Tricyclic antidepressant prescriptions saw a milder decline. No other antidepressants saw significant increases. The percentage of depressive episodes with no accompanying antidepressant prescriptions filled grew at an annualized rate of 20.62 percent between October 2003 and September 2005.

The increasing number of patients not receiving antidepressant drug therapy did not appear to be getting other treatment, either. The researchers found no statistically significant change in the percentage of depressive episodes that were followed by at least one psychotherapy visit within 180 days. Similarly, no change was seen after the advisory in atypical antipsychotic or anxiolytic prescriptions within 30 days after depression diagnosis.

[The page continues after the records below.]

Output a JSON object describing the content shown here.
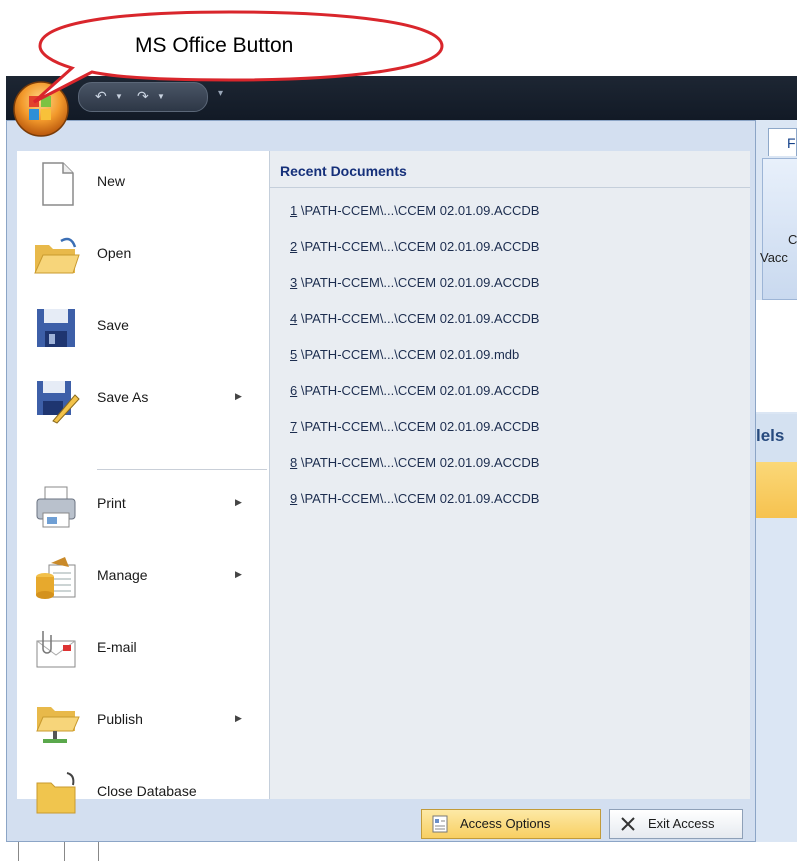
{
  "callout": {
    "text": "MS Office Button"
  },
  "background": {
    "tab_letter": "F",
    "ribbon_text_1": "C",
    "ribbon_text_2": "Vacc",
    "section_text": "lels"
  },
  "qat": {
    "icons": [
      "undo-icon",
      "redo-icon"
    ]
  },
  "menu": {
    "items": [
      {
        "label": "New",
        "icon": "new-document-icon",
        "submenu": false
      },
      {
        "label": "Open",
        "icon": "open-folder-icon",
        "submenu": false
      },
      {
        "label": "Save",
        "icon": "floppy-disk-icon",
        "submenu": false
      },
      {
        "label": "Save As",
        "icon": "save-as-icon",
        "submenu": true
      },
      {
        "label": "Print",
        "icon": "printer-icon",
        "submenu": true
      },
      {
        "label": "Manage",
        "icon": "manage-database-icon",
        "submenu": true
      },
      {
        "label": "E-mail",
        "icon": "email-icon",
        "submenu": false
      },
      {
        "label": "Publish",
        "icon": "publish-icon",
        "submenu": true
      },
      {
        "label": "Close Database",
        "icon": "close-database-icon",
        "submenu": false
      }
    ],
    "recent_header": "Recent Documents",
    "recent": [
      {
        "num": "1",
        "path": " \\PATH-CCEM\\...\\CCEM 02.01.09.ACCDB"
      },
      {
        "num": "2",
        "path": " \\PATH-CCEM\\...\\CCEM 02.01.09.ACCDB"
      },
      {
        "num": "3",
        "path": " \\PATH-CCEM\\...\\CCEM 02.01.09.ACCDB"
      },
      {
        "num": "4",
        "path": " \\PATH-CCEM\\...\\CCEM 02.01.09.ACCDB"
      },
      {
        "num": "5",
        "path": " \\PATH-CCEM\\...\\CCEM 02.01.09.mdb"
      },
      {
        "num": "6",
        "path": " \\PATH-CCEM\\...\\CCEM 02.01.09.ACCDB"
      },
      {
        "num": "7",
        "path": " \\PATH-CCEM\\...\\CCEM 02.01.09.ACCDB"
      },
      {
        "num": "8",
        "path": " \\PATH-CCEM\\...\\CCEM 02.01.09.ACCDB"
      },
      {
        "num": "9",
        "path": " \\PATH-CCEM\\...\\CCEM 02.01.09.ACCDB"
      }
    ],
    "options_label": "Access Options",
    "exit_label": "Exit Access"
  }
}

"The most alarming element in our findings was that rates of diagnosis of depression went down after the warnings came out," said Valuck. "It was not unexpected that rates of antidepressant prescribing would go down and that there could be compensatory increases in the use of other psychotropic medications and/or psychotherapy (although we didn't see any). But it was not expected that diagnosis rates would fall."

Similar decreasing trends in the diagnosis and treatment of depression in children and adolescents were detected in a study using the same managed-care-claims database and published in the June American Journal of Psychiatry (Psychiatric News, June 15).

The study "Spillover Effects on Treatment of Adult Depression in Primary Care After FDA Advisory on Risk of Pediatric Suicidality With SSRIs" is posted at<ajp.psychiatryonline.org/cgi/content/full/164/8/1198>.